Solon’s jaw clenches for a moment but he shakes his head. “Unfortunately, he’s telling the truth. This is where Skarde went. This is how we get to him.”
“We have to go into that!” I ask, pointing wildly to the lake. I look to Natalia to back me up. “You’re okay with this?”
She shrugs. “I’d rather not, but if we have to then we have to.”
“So, what then, it’s like the lost city of Atlantis at the bottom or what?” I ask.
“You dive in, and you dive right through to the other world,” Kaleid says with an edge to his voice, his patience being tested. “You’ll come out the other side. But we need to hurry. If the Lapp Witches…” then he trails off, his eyes locked on the space behind us.
The skin at the back of my neck prickles and now I know whatever Kaleid is looking at is bad. Very bad.
I take in a deep breath and turn around.
In the forest behind us are several figures standing between the trees. They are tall, thin, dressed in black cloaks, and have human skeleton hands.
And they have deer skulls for heads, sharp antlers sprouting from the top, their empty black sockets staring at us. It feels like they’re staring into my soul, stirring something in the well, something I don’t like.
I know these creatures. I’ve met them before.
“Jeremias,” I whisper, reaching over for Solon’s hand and holding on tight. “I’ve seen them with Jeremias.”
“These are the Lapp Witches,” Kaleid says. “We’re in their territory. Same as the vanha väki. The old ones. We’ve crossed across the border back into Finland.”
I’m about to ask why this is the Lapp Witch territory if I’ve seen them in San Francisco, but I know that where Jeremias took me doesn’t exist in any place in this world. Seems I’m able to do interdimensional travel too.
“What do they want with us?” Natalia asks. “They’re just staring.”
“They belong to Skarde,” Solon says in a low voice. “I can tell.”
And just like that, the deer skull creatures start walking out of the woods, coming toward us. There’s about seven of them, and they seem to glide, their feet never touching the ground.
“Oh, fuck,” Dracula swears, his body tensing, as if ready for a fight. Solon’s grip on my hand tightens. Natalia looks ready to run. Only Kaleid seems completely calm about all of this.

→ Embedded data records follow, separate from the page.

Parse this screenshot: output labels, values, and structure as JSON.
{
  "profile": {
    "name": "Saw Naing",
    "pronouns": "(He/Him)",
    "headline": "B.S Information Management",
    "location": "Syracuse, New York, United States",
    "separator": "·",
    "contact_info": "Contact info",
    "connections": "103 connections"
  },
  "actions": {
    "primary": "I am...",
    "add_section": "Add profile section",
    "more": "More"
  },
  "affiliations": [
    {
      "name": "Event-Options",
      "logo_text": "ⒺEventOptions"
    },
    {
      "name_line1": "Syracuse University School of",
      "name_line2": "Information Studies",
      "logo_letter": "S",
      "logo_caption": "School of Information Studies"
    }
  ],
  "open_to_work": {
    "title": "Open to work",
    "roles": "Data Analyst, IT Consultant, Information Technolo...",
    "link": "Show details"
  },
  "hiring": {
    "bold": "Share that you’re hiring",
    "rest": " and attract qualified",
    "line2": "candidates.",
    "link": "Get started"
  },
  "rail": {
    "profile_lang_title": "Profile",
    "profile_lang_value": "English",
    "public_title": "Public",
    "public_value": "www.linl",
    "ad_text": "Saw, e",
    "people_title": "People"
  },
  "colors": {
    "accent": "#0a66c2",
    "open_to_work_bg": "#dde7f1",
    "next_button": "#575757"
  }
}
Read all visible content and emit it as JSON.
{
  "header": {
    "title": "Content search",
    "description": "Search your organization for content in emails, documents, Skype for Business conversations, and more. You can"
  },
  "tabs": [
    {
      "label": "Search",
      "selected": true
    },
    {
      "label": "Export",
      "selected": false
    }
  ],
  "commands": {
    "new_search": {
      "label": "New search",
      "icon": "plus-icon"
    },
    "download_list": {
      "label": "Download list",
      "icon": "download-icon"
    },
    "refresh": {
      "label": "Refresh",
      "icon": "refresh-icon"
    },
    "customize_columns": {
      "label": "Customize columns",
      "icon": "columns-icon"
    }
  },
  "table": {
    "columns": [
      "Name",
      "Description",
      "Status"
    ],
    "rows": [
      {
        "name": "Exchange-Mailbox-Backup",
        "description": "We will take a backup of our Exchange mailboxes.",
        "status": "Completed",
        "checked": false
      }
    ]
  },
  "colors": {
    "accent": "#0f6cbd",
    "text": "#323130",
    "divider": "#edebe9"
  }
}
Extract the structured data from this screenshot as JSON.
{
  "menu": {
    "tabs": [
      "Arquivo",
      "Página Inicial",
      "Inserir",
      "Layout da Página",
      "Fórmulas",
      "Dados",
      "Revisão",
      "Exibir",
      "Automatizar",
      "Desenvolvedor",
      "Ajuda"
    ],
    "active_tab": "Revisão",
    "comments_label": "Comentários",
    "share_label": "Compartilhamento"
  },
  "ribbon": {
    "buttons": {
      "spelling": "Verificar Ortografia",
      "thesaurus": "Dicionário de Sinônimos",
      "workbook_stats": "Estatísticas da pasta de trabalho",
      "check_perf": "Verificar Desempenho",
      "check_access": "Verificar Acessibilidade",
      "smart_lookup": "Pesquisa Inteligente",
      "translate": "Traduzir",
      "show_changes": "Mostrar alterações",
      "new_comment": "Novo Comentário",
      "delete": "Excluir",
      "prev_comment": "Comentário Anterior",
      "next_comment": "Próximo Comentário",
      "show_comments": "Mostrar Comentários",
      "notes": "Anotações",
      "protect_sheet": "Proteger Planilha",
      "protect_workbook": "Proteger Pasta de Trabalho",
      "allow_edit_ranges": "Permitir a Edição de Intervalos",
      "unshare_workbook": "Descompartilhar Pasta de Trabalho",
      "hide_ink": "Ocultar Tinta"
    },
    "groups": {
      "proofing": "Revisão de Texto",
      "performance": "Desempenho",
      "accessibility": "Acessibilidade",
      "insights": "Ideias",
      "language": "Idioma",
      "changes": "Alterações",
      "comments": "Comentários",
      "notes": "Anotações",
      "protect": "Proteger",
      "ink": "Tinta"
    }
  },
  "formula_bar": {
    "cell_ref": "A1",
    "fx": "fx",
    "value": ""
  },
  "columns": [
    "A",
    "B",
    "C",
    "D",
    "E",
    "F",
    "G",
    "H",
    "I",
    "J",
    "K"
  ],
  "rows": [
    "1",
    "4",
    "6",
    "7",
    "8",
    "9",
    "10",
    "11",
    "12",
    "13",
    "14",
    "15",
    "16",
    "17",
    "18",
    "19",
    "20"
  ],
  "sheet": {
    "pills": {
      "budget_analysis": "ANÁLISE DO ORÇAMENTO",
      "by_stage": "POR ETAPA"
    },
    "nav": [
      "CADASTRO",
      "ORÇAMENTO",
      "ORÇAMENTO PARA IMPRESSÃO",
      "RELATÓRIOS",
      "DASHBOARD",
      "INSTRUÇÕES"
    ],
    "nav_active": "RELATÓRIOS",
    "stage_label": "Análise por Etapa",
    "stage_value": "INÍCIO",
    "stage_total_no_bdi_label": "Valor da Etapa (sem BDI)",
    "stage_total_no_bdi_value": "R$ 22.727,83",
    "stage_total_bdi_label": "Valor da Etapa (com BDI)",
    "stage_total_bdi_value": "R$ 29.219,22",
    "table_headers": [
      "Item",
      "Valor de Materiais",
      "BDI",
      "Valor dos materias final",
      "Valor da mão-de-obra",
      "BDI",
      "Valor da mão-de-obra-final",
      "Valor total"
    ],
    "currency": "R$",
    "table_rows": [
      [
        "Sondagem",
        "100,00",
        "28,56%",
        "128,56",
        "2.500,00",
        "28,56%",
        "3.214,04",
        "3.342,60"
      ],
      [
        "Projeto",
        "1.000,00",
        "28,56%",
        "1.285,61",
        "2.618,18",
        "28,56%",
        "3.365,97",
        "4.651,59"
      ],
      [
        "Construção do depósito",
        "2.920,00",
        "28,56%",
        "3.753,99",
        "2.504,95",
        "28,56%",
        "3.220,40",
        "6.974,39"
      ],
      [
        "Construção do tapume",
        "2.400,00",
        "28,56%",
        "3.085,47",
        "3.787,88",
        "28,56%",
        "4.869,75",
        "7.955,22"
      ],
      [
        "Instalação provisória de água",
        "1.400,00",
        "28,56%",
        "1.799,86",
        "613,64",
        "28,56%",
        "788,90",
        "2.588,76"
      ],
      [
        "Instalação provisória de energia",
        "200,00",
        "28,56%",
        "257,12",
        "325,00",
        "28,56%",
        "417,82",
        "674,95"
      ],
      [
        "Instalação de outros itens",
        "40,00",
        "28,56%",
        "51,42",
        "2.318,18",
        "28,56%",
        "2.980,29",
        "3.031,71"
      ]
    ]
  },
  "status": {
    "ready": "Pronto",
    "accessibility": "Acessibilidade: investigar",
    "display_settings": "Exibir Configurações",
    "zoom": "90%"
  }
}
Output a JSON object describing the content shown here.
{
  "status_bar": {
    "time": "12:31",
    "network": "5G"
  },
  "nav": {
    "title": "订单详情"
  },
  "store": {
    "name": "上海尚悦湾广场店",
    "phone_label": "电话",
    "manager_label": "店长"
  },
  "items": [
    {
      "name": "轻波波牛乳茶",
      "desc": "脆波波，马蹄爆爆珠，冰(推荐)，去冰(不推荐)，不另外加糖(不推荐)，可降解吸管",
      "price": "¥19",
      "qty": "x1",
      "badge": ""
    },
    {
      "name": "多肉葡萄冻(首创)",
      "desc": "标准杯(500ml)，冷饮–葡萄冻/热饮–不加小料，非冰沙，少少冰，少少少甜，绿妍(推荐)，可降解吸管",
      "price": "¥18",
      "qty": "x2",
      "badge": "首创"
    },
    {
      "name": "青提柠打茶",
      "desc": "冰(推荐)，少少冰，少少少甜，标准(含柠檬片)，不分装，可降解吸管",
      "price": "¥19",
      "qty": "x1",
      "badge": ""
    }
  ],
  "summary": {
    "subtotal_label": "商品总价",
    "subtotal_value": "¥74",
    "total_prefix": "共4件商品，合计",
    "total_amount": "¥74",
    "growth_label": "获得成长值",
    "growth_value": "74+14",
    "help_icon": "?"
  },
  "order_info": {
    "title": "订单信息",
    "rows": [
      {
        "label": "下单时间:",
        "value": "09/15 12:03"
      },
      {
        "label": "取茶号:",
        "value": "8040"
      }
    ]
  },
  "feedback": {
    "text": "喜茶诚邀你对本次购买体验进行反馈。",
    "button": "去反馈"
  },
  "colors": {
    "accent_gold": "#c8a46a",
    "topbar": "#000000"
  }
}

“Do you need me to light them up?” I ask, not taking my eyes away from the deer people. “I can do what I did with the Dark Order. Solon and I were a team.”
“No,” Kaleid says firmly. “We might need them. They might be our ticket in.”
We all watch as they come over, but then they split. Three of them grab Solon, wrapping their boney skeleton hands around his shoulders, while another three do the same to Dracula, pulling them to the side.
“What are they doing?!” I yell, ready to throw down. I start going for Solon, to help him, even though he’s just letting it happen.
But then one of the deer skull creatures is in front of me, palm out, pushing me back with an invisible force. I stare into the empty eye sockets, dark black holes that swirl into a void, and I feel like the world is starting to spin.